Adolescence the Netflix Series is very much in the media and questions have even been asked in Parliament about the issues it raises.  It is a gritty and thought provoking series about young people, social media, bullying and the tragedy of peer violence which culminates in the murder of a school girl.  Sadly, many  young people are subject to bullying and also peer sexual violence.  In fact the statistics according to the National Police Chiefs Council report, which looked at data from all 42 police forces in England and Wales released in January 2024: 106,984 child sexual abuse offences were reported in 2022, 52% involved reports of children (aged 10 to 17) offending against other children with 14 being the most common age. So peer abuse is increasing and perhaps that has a lot to do with social media. 27% were offences relating to indecent images of children.

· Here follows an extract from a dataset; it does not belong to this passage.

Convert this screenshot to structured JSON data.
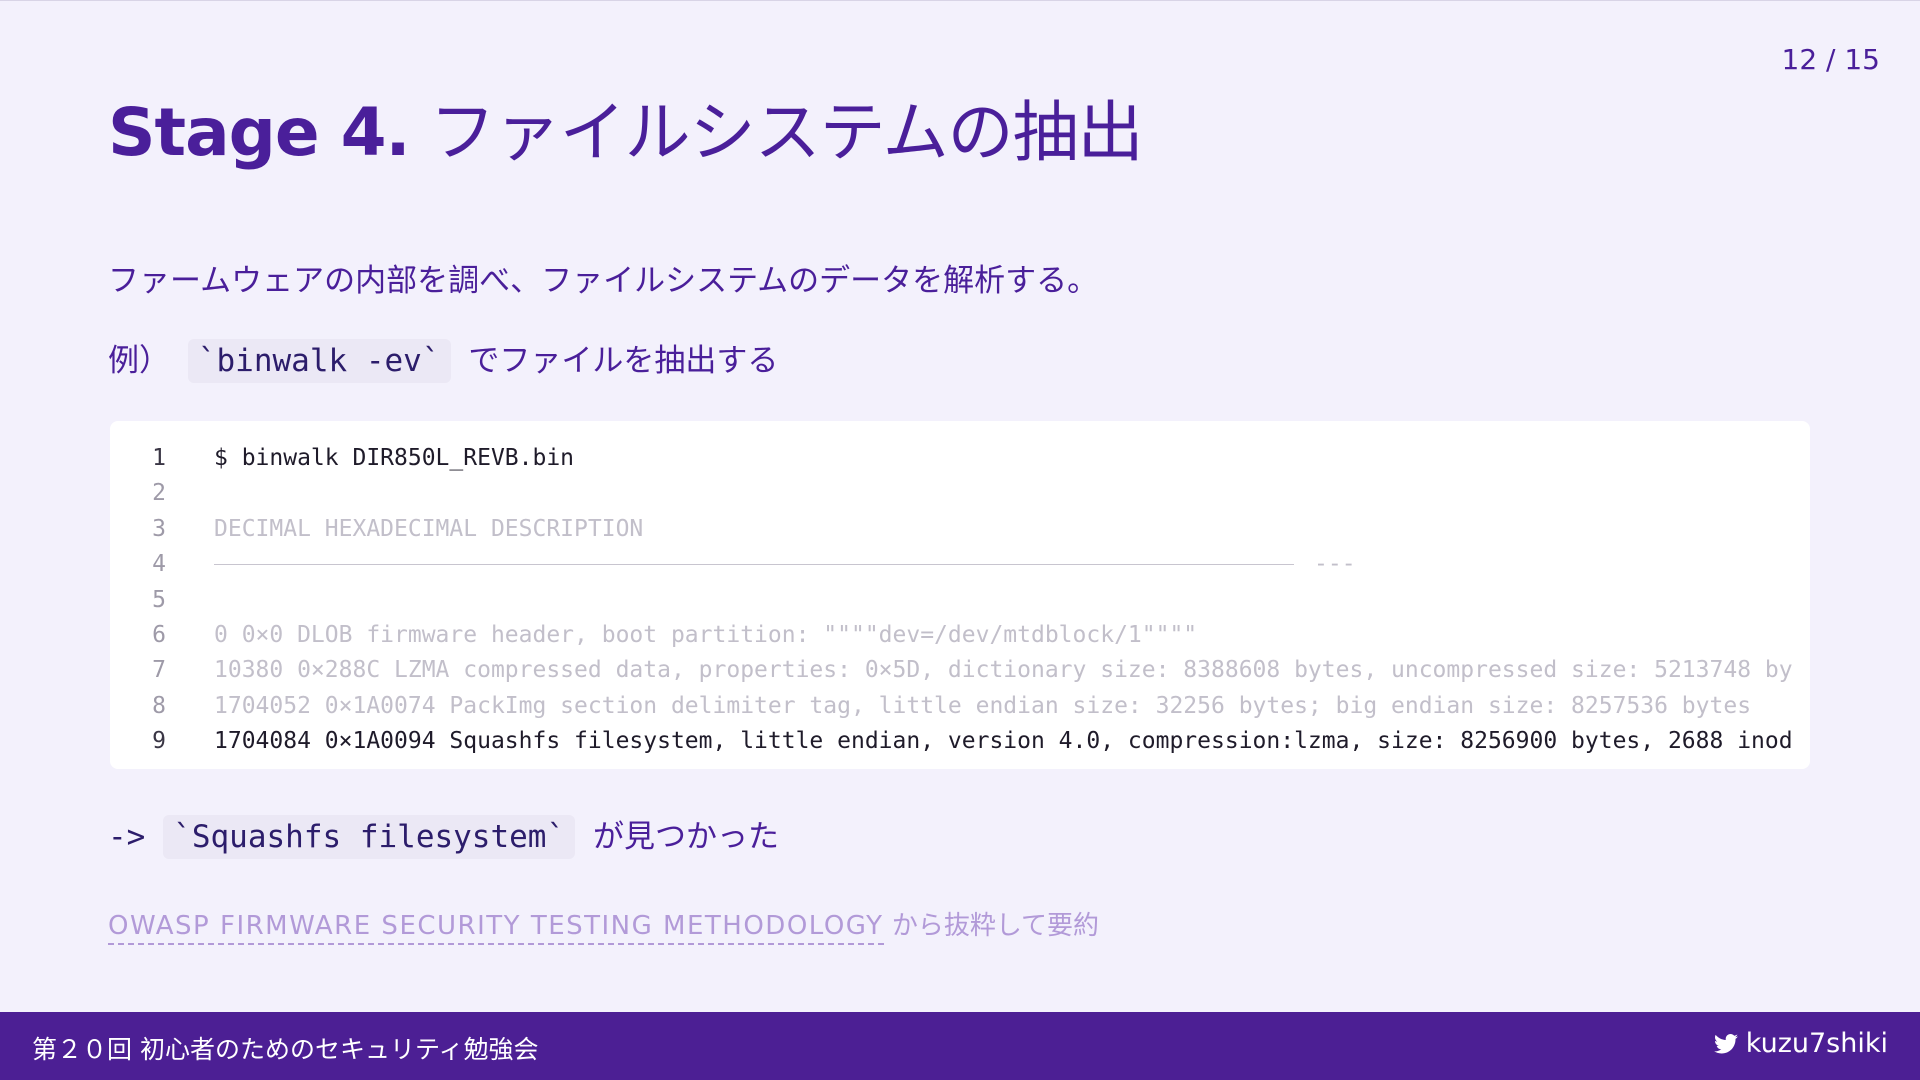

If you have been subject to peer abuse – in some ways it can be harder to lay the blame with the Abuser.  This is because the power dynamic with peer abuse can be very complex as it could be easier to see the power dynamics  with an adult abusing a child than a child abusing another child. This struggle to see the power play can lead victims to feel they are complicit with peer abuse.  This is important as the context in which the trauma happens makes a big difference to people’s recovery.  With peer abuse because it is a child or young person as the abuser; it  can confuse victims into thinking that they are somehow responsible for the abuse or should be more understanding as a child or young person is the abuser. However, we can draw a parallel with bullying. Bullying is a common occurrence in children and most people acknowledge this. There are peer and power dynamics in bullying and this is the same with peer sexual abuse.  We can understand there might be reasons for bullying/abuse that might be in a child’s life; but this does not excuse it or diminish its impact on the victim. We may need to reassure ourselves with support that we are not complicit in any way towards the abuse – and that any shame  we may be carrying does not belong to us.